Yo no sé si es cierto que los hijos curan. Lo que es cierto es que, justamente cuando me acuerdo de mi hija, simplemente lloro. Las lágrimas están relacionadas con mi hija, como el dolor del parto que casi me mata. Llorar se ha vuelto parte de la memoria que tengo de ella en el presente. No importa si está en la guardería o está al lado mío. En algunos momentos, el recuerdo de su sonrisa o sus palabras me hacen llorar. No sé bien qué emoción o sentimiento tengo por ella. Podría pensarse en amor o pasión o nostalgia. Es un sentimiento que nunca había experimentado, es como un amor profundo con el que puedo jugar. El amor siempre fue para mí algo relacionado con la violencia, con el querer cambiar, con el viajar, con el conocer, pero pocas veces encontraba en mis parejas la forma de jugar el amor. Cuando jugábamos al amor, siempre acabábamos peleando. En cambio, este amor ha hecho que todo se vuelva un juego. Que pueda yo amar sin ser rechazada, que pueda yo amar sin límites de nada. Quizá con el paso del tiempo tenga que moderar este desborde apasionado que siento por ella, porque se dará cuenta que su mamá la adora como diosa eterna, y le dará vergüenza. Pero mientras es bebé y no entiende muy bien todavía de amor y vergüenza, puedo darle tantos besos como quiero, jugamos a perseguirnos por el piso sin que nadie nos diga nada.
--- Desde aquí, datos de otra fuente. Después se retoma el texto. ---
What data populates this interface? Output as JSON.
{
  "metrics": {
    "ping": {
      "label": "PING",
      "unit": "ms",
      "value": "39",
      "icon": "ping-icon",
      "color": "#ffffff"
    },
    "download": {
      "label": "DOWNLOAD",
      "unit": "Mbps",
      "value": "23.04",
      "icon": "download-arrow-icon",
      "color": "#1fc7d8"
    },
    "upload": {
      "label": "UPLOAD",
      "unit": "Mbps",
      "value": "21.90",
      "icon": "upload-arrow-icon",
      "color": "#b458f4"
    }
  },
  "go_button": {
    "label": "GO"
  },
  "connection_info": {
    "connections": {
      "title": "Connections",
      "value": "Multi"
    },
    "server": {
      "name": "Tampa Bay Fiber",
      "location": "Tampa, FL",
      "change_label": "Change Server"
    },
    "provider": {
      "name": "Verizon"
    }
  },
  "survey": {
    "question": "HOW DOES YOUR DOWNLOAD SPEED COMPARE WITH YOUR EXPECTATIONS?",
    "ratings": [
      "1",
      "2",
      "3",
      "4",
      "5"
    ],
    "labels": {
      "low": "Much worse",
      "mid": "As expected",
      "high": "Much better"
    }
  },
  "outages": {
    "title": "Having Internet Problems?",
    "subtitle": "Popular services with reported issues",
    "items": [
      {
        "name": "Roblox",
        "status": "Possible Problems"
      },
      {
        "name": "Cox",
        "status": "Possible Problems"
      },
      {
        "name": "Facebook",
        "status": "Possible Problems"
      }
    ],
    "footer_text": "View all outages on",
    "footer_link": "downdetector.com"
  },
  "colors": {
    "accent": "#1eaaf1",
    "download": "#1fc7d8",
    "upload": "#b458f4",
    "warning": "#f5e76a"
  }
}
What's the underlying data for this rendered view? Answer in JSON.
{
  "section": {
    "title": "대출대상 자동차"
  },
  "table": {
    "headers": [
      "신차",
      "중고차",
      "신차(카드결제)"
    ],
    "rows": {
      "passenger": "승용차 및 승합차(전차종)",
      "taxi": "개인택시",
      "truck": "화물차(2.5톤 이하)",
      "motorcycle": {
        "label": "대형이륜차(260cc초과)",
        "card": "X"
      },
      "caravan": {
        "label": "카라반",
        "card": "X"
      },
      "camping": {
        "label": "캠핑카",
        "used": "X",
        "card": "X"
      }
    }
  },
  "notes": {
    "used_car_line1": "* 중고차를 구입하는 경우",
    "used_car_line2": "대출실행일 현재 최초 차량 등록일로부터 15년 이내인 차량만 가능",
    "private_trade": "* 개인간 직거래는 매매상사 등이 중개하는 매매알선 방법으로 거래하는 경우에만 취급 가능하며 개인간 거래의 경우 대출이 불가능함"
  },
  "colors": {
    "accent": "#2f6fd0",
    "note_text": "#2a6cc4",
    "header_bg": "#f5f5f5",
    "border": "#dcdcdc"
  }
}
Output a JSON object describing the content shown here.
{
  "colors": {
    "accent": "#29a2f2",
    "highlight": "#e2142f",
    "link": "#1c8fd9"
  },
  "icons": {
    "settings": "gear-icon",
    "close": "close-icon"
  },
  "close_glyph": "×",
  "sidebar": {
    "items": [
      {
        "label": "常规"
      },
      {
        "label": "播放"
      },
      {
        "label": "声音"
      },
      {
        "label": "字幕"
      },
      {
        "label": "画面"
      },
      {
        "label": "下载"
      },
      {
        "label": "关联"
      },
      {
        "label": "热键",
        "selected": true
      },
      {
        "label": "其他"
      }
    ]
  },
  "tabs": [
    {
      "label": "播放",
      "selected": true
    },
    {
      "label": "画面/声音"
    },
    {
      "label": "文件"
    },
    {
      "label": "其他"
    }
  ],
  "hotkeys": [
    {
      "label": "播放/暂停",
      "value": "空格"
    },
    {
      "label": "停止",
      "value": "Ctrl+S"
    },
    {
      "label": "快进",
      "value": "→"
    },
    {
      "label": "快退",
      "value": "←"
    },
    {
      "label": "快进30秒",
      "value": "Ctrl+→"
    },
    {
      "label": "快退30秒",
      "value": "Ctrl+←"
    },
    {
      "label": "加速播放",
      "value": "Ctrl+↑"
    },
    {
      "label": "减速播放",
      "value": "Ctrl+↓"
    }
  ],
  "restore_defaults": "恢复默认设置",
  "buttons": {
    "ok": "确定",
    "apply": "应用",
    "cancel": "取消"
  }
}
Es como tener la libertad absoluta por primera vez, de ser completamente abierta con mis emociones, pero con el pretexto de que hay una bebé a la que puedo apapachar hasta el infinito.
La belleza de este amor es erótica, es corporal, es humana, es cansada, es infinita.
La belleza de este amor es irrepetible, es innombrable, es absoluta.
La belleza de este amor tiene ojos grandes, cafés y brillantes.
La belleza es ella y yo en un abrazo lleno de eternidad.